Luxuries We Can’t Afford


It’s like getting a divorce
    and your ex-husband is rich
    and respectable and not too ugly
    and now you’re broke
    free and broke, but mostly broke


And all your friends and even your son
    say you’re just going to have to go back
    and you know they think you’re crazy
    honest and crazy but mostly crazy
    not to mention broke


And I’d-rather-kill-myself
    not to mention what-about-love?
    convinces them of nothing except
    you’re probably not safe
    on your own anyway


Which just goes to show
    you should go back, that’s all they’re saying
    they’re just trying to be helpful.


All you have to do
    is close your eyes
    and think of the health insurance.





Riding in Cars


I'm all about men, I say, I like
how hard they are. No one married.
Been there, done that, too many times.
No one younger than my sons.
No. Not ever.


    Then you arrive at my door, I let you in,
    past groceries waiting on the table, cornbread
    molding in the pan, dirty dishes in the sink,
    clothes scattered on the living room floor,
    past emails, conference calls,
    reason, reasons, rules, and fear.


I open the door. I let you in.
As simple as that.


♣♣♣



I grew up in the Maple community of Taylor County in central Kentucky, the daughter of a sewing factory worker and an alcoholic truck driver, carpenter, and mechanic. After I graduated from high school I went away to Western Kentucky University, already pregnant by my high school boyfriend. We married during my first semester in college, but I managed to stay in school. I had another child and graduated college a semester early, winning a full scholarship to New York University Law School. After law school I moved back south with my family, eventually divorcing my husband. I’ve had many occupations: lawyer, director of a maternal and infant health outreach program in Appalachia and the lower Mississippi Delta, grant-writer, newspaper reporter, and writing teacher to name a few.
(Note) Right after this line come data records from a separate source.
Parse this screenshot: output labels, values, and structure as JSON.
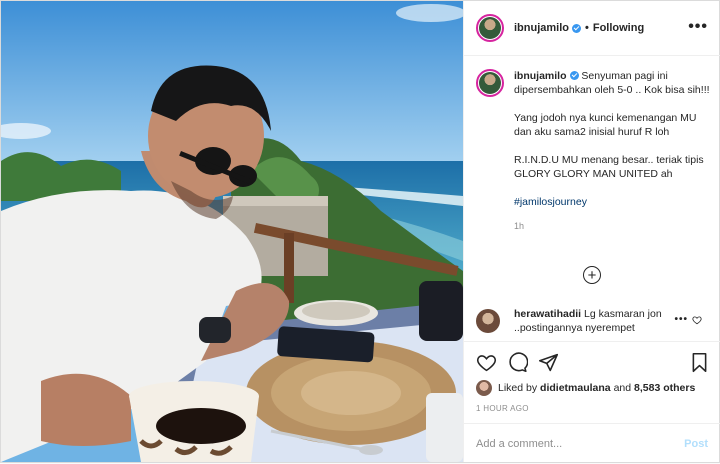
{
  "post": {
    "username": "ibnujamilo",
    "verified": true,
    "follow_status": "Following",
    "more_label": "•••",
    "caption": {
      "username": "ibnujamilo",
      "line1": "Senyuman pagi ini dipersembahkan oleh 5-0 .. Kok bisa sih!!!",
      "line2": "Yang jodoh nya kunci kemenangan MU dan aku sama2 inisial huruf R loh",
      "line3": "R.I.N.D.U MU menang besar.. teriak tipis GLORY GLORY MAN UNITED ah",
      "hashtag": "#jamilosjourney",
      "time": "1h"
    },
    "load_more": "+",
    "comment": {
      "username": "herawatihadii",
      "text": "Lg kasmaran jon",
      "text_cont": "..postingannya nyerempet",
      "dots": "•••"
    },
    "likes": {
      "prefix": "Liked by",
      "user": "didietmaulana",
      "middle": "and",
      "count": "8,583 others"
    },
    "ago": "1 HOUR AGO",
    "comment_input": {
      "placeholder": "Add a comment..."
    },
    "post_button": "Post"
  },
  "colors": {
    "sky": "#6fb3e4",
    "sea": "#2f86b6",
    "link": "#00376b",
    "post_disabled": "#b2dffc",
    "verified": "#3897f0"
  }
}
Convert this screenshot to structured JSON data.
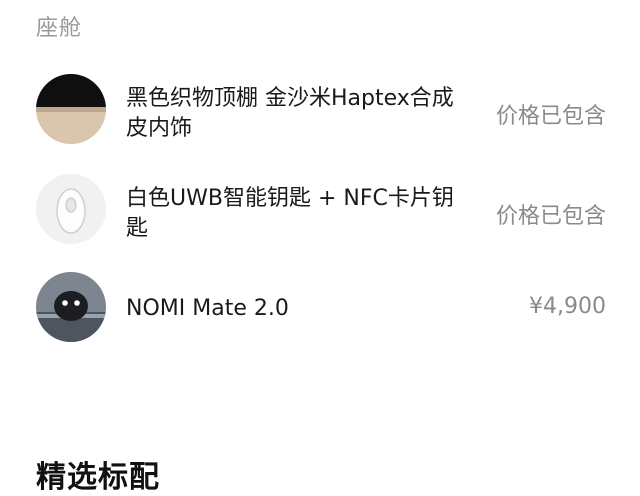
{
  "cabin": {
    "section_label": "座舱",
    "items": [
      {
        "name": "黑色织物顶棚 金沙米Haptex合成皮内饰",
        "price": "价格已包含",
        "thumb_icon": "headliner-swatch-icon"
      },
      {
        "name": "白色UWB智能钥匙 + NFC卡片钥匙",
        "price": "价格已包含",
        "thumb_icon": "smart-key-icon"
      },
      {
        "name": "NOMI Mate 2.0",
        "price": "¥4,900",
        "thumb_icon": "nomi-robot-icon"
      }
    ]
  },
  "featured": {
    "section_title": "精选标配"
  }
}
In 1995 my father, who quit drinking when I was 17, died at age 63, making me realize that life is too short not to do what we want to do. So I finally started writing, something I’d wanted to do all my life. Since then, my work has been included in two anthologies in the Kentucky Feminist Writers Series and in a variety of print and online journals such as Number One, Gertrude, Appalachian Women’s Journal, The Time Garden, Slur, Penny Dreadful Review, and The Journal of Sacred Feminine Wisdom. I’ve published two chapbooks, The Poet Laureate of People Who Hate Poetry from Time Barn Books, 2007, and The Place I Come From, Alliance Press, 1998. I have another chapbook due out in 2010 from Propaganda Press. I was Artist-in-Residence at Hopscotch House in Prospect, Kentucky in 2006, 2007, and 2008. I moved back to Maple in 1998, where I live now with my dog Brownie, next door to my mother. I make a living from my grant-writing, journalism, and even, occasionally, my poetry.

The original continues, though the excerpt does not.